Vergleich macht wenig Sinn

Ein solcher Vergleich zwischen Flugzeug und Auto macht allerdings bei den unterschiedlichen Dimensionen wenig Sinn. Das zeigt ein Beispiel: Auf der 6000 Kilometer langen Route von einem europäischen Flughafen in die USA verbraucht ein einzelner Flugreisender etwa 240 Liter Kerosin. Bei einer einzigen Stippvisite nach New York «verbrennt» ein Passagier also gleich mehrere Autotanks.
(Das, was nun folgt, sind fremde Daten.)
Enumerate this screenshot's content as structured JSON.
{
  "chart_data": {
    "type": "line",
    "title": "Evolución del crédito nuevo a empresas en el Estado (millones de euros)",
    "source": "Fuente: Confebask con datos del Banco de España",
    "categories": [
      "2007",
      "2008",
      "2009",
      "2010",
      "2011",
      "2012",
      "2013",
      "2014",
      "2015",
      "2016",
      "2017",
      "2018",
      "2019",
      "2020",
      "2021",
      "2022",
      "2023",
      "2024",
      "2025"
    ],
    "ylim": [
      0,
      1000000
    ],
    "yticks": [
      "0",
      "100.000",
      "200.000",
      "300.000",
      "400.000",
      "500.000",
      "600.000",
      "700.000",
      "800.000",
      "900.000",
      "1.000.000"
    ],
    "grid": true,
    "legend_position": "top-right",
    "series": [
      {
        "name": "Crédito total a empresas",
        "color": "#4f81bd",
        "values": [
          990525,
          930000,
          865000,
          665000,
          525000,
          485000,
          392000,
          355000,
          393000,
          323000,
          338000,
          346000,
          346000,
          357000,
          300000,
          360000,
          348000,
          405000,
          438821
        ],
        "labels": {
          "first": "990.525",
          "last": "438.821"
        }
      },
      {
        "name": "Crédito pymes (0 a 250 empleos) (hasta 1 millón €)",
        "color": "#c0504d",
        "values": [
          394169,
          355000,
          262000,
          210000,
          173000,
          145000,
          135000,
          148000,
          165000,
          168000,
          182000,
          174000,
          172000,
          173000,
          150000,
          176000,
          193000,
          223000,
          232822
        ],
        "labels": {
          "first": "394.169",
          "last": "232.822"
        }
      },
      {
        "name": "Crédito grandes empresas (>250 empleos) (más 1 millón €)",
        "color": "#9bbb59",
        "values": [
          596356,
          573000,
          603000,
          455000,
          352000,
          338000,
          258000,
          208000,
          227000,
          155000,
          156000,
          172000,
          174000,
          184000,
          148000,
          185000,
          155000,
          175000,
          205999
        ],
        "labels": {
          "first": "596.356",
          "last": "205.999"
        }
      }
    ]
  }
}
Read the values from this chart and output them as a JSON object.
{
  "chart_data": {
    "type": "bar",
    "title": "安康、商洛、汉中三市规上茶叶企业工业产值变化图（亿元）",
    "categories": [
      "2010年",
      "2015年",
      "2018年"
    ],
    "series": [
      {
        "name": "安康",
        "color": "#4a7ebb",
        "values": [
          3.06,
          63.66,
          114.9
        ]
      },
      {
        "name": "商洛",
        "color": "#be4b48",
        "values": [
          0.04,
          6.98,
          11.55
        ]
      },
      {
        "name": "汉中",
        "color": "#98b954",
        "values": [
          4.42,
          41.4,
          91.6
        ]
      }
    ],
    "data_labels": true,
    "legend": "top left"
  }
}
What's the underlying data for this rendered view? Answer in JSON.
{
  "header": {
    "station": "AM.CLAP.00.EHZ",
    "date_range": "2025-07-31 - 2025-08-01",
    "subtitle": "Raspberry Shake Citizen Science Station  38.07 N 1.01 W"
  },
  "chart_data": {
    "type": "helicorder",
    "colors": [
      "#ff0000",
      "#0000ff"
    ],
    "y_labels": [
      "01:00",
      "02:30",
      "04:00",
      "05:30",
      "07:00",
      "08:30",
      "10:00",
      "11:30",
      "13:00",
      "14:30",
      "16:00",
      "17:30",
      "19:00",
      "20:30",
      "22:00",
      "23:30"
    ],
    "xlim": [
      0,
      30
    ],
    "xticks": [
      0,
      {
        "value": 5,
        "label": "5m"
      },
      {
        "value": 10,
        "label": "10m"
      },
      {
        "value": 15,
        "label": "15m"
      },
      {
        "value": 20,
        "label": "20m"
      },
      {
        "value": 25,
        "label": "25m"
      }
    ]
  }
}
Trotzdem bleibt unbestritten, dass die Luftfahrtindustrie gewaltige Forschungsanstrengungen unternimmt, damit das Fliegen in Zukunft «sauberer» wird. Airbus enthüllte am Mittwoch in Peking eine leichtere Version des A330-Modells, das namentlich einen tieferen Spritverbrauch verspricht. Bessere Motoren, Biokraftstoffe wie Algen oder gar Treibstoff aus Erdgas oder Wasserstoff könnten den Kerosinverbrauch in der zivilen Luftfahrt langfristig um 40 Prozent senken, schätzen Wissenschafter. Wenn sie die weltweite Flugzeugflotte verdoppelt, bleibt aber unter dem Strich immer noch eine Zunahme des CO2-Ausstosses um 60 Prozent.